I was heading home with a friend one evening on the “E” train. She tells me that she never has any luck getting a seat and that I am a lucky charm for her when we ride the train together. The “E” train can get very crowded especially during rush hour but I’ve been able (for the most part) to get a seat. The trick is to know when people will get off and who those people are. For instance, the “E” train stops at 34th Street where you can catch LIRR and Amtrack. The “E” also stops at 42nd Street, Port Authority. Majority of the passengers will get off at 34th Street. You just have to look out for the Long Islanders. They’re usually in suits or dressed in business attire. Of course, not all people who get off at 34th Street take LIRR but from what I have noticed in my years of commuting, that seems to be my consensus.

At 42nd Street the “E”usually takes on more passengers then lets them off. Those who are getting off are usually tourists and you can spot those pretty easily. Besides having the words “Tourists” stamped to their forehead, you can tell from the cameras hanging off their necks, or the fanny backs or backpacks they are carrying, or speak with some mid-western accent (so full of excitement to be in Times Square). And then there are people carrying luggage who are trying to catch their bus to some destination at Port Authority.

Once you spot these people, you should position yourself in such a way that will allow the seated passenger to get up and get off the train with little effort on your part to guard it from other would be seat takers. Trust me, you are not the only one who realized that person was going to get off the train. Never stand in the way of someone who is trying to get off when taking their seat because you are essentially blocking yourself from taking the seat. You can kiss that seat “goodbye”. It’s best to stand off to the side of the seat passenger that way they have a direct route to the nearest door. You are essentially providing them a path to exit and securing your ass with a seat.

Should you be traveling with a friend, you will have to take the lead in obtaining seats for the both of you unless your friend is commuter savvy. The above scenario applies here as well but as I mentioned, you will have to take the lead in obtaining a seat first if you are not able to obtain seats for you and your friend.

So my friend and I were standing in the crowded car and talking. I noticed a seat freed up at 23rd Street and the man standing in front of the empty seat did not take and nobody else seemed to notice so I told my friend to sit down. The strategy here was for my friend to secure a seat for herself because the next stop was 34th Street. My friend is not one to create any unnecessary confrontation even though she is polite, she didn’t want to sit down. I told her to take the seat but she refused. It was a simple seat and she could have gotten to it had she said, “Excuse me.” But she didn’t even want to do that. Well, the seat was eventually taken as I suspected.

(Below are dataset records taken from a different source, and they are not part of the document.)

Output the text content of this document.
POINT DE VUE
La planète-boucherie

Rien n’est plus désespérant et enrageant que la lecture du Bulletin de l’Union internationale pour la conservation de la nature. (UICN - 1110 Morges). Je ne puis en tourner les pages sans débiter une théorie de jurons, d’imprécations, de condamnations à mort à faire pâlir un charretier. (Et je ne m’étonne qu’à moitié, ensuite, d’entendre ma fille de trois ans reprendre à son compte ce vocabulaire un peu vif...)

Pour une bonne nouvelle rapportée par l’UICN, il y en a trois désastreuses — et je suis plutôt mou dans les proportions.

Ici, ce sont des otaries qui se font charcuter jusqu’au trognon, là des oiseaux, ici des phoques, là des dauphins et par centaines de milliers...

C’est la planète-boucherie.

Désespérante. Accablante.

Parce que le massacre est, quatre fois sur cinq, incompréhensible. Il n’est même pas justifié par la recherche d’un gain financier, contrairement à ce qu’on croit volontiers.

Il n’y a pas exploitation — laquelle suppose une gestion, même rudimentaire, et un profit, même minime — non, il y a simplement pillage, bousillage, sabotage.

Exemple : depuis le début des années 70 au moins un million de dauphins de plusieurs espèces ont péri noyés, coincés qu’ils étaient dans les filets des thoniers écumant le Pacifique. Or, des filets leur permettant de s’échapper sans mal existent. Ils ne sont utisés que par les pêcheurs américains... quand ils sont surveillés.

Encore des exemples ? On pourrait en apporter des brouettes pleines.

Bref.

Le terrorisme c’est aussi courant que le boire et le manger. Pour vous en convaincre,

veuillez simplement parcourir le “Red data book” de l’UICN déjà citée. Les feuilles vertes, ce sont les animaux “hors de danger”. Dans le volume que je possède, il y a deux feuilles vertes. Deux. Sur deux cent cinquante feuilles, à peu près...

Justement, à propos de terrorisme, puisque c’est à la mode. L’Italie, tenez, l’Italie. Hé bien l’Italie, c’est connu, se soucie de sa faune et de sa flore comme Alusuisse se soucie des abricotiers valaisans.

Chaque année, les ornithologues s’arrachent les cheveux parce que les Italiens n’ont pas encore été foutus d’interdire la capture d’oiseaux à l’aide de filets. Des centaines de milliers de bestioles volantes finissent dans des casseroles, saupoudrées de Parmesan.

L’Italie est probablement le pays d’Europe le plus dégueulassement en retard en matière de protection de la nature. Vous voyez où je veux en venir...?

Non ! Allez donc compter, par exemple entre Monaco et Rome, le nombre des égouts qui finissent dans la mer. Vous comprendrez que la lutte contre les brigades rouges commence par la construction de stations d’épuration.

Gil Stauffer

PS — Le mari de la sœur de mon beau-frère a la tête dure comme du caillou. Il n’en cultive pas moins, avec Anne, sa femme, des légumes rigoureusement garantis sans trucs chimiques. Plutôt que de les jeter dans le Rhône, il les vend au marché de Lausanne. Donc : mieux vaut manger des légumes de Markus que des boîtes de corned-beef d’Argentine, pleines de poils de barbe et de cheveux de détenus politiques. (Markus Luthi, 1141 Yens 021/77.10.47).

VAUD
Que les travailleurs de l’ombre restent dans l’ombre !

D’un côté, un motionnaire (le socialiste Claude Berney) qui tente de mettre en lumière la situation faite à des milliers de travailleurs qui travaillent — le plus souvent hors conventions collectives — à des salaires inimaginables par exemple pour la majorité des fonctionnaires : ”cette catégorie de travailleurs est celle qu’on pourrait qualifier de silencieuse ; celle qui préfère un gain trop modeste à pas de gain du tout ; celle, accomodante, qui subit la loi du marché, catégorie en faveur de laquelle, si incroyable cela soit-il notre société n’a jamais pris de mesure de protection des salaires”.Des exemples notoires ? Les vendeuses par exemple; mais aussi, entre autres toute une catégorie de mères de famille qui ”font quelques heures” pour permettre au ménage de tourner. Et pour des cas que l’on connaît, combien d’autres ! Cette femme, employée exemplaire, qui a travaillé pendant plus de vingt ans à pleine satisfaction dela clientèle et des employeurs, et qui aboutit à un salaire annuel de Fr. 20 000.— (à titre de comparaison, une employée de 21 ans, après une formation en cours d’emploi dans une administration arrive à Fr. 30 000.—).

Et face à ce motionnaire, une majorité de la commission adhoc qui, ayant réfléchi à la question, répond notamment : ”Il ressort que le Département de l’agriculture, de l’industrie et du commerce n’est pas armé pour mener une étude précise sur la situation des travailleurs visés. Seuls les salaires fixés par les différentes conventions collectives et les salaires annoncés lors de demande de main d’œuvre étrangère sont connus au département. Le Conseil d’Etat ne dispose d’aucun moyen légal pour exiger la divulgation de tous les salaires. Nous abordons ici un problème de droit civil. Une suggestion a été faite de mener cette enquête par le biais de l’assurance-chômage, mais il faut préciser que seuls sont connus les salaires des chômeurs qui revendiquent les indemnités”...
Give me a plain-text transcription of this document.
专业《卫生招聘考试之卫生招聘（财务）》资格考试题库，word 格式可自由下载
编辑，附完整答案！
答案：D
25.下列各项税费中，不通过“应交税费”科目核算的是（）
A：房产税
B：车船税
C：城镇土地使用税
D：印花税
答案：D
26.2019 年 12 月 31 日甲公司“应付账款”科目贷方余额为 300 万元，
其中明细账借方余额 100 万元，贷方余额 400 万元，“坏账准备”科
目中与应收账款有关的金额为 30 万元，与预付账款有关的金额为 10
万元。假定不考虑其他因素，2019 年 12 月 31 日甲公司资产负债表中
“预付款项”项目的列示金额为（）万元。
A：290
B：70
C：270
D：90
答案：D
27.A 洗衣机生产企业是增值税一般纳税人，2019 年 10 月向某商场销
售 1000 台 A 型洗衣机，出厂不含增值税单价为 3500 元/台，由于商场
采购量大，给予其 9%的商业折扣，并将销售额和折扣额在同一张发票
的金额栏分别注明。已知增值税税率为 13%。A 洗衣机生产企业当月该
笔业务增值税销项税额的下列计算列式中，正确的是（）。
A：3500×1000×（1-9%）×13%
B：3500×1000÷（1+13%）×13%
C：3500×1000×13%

At 34th Street, a large and hefty man sitting in front of me got off the train and I sat down. There was enough room for one other person so I told my friend to sit down. Again, she refused. She didn’t think there was enough room. I told her to sit down again. And again, she refused, so I pulled her down because from the corner of my eye, I saw a big woman coming towards me looking at the empty seat next to me. Once my friend sat down, I whispered in her ears that, “I didn’t want a fat woman to sit down next to me.” Even though she knew I was telling a truth, she laughed.

Now, getting a seat from the platform is a hit or a miss. Depending on where you are along the train route you will get a seat easily or you won’t get a seat. However, if you get on and off at the same station daily, you need to position yourself along the platform where the train will stop and you’re standing almost in front of the doors. I say “almost in front of the doors” because just like trying to get a seat from a seated passenger, you don’t want to get in the way of the passengers trying to get off.  Stand off to the side that way as soon as the last passenger exits, you dash in and target an empty if there is one that your eyes lock onto – move fast, because like I said earlier you are not the only one who wants a seat or sees the available seat.

When sitting down, don’t throw yourself into the seat.  You’ve got it.  Just sit down without disturbing your seated neighbor.


  1. Spot a potential passenger who will get off the train.
  2. Do not stand directly in front of the passenger who is about to get off the train.
  3.  Provide an unobstructed path for the seated passenger to exit the nearest door, which secures your ass with a seat.
  4. Sit down gently.

~ by thedailycommuter on Sunday, January 13, 2008.